This PCA plot where the Christmas sodas are colored according to their mean score, display the localization and clustering of sodas with similar scoring. For instance are Grans and Ringes with the best mean scores clustered together, likewise are the sodas with the lowest mean scores Rock’n Julebrus and Grimstad. This plot is to give you a feeling of where the different sodas are within the PCA according to mean score.

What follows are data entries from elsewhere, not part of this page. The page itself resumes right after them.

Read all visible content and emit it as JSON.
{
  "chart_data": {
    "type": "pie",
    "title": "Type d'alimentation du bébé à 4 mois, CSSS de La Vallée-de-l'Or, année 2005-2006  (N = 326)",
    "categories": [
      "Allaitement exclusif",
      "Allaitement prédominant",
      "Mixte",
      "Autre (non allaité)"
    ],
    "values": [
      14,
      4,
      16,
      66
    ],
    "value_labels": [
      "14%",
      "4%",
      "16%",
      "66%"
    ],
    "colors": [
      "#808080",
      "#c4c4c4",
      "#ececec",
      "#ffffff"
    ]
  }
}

Heatmap of Christmas soda ratings

The heatmap displays dendograms with hierarchical clustering. For the Christmas sodas (clustering of rows), we observe two main branches/clusters. These sodas consist of the sodas with the highest rating (like Grans, Ringnes and Hansa), while the other cluster consist of sodas with a lower score. This cluster is again divided into two branches/cluster, where the smallest cluster consist of the two sodas with the lowest score, which were Grimstad and Rock’n Julebrus.

#Heatmap

## Heatmaply is dependent on HTML, and this is not supported by PDF. 
if (knitr::is_latex_output()) {
  heatmap_ratings = heatmaply(brus_data_soda_rows %>% 
             select(-"Soda", -"mean_score") %>% 
             rename("soda_color" = "brus_color"),
           main = "Christmas soda ratings",
           ylab = "Christmas soda brands",
           xlab = "Participant",
           key.title = "Score",
           width = 1000,
           height = 500)

htmlwidgets::saveWidget(heatmap_ratings, "heatmaply_plot.html", 
                        selfcontained = TRUE)

webshot::webshot("heatmaply_plot.html", "heatmaply_plot.png", 
                 vwidth = 800, vheight = 400)

knitr::include_graphics("heatmaply_plot.png")
} else {
   heatmap_ratings = heatmaply(brus_data_soda_rows %>% 
             select(-"Soda", -"mean_score") %>% 
             rename("soda_color" = "brus_color"),
           main = "Christmas soda ratings",
           ylab = "Christmas soda brands",
           xlab = "Participant",
           key.title = "Score",
           width = 1000,
           height = 500)
   heatmap_ratings 
}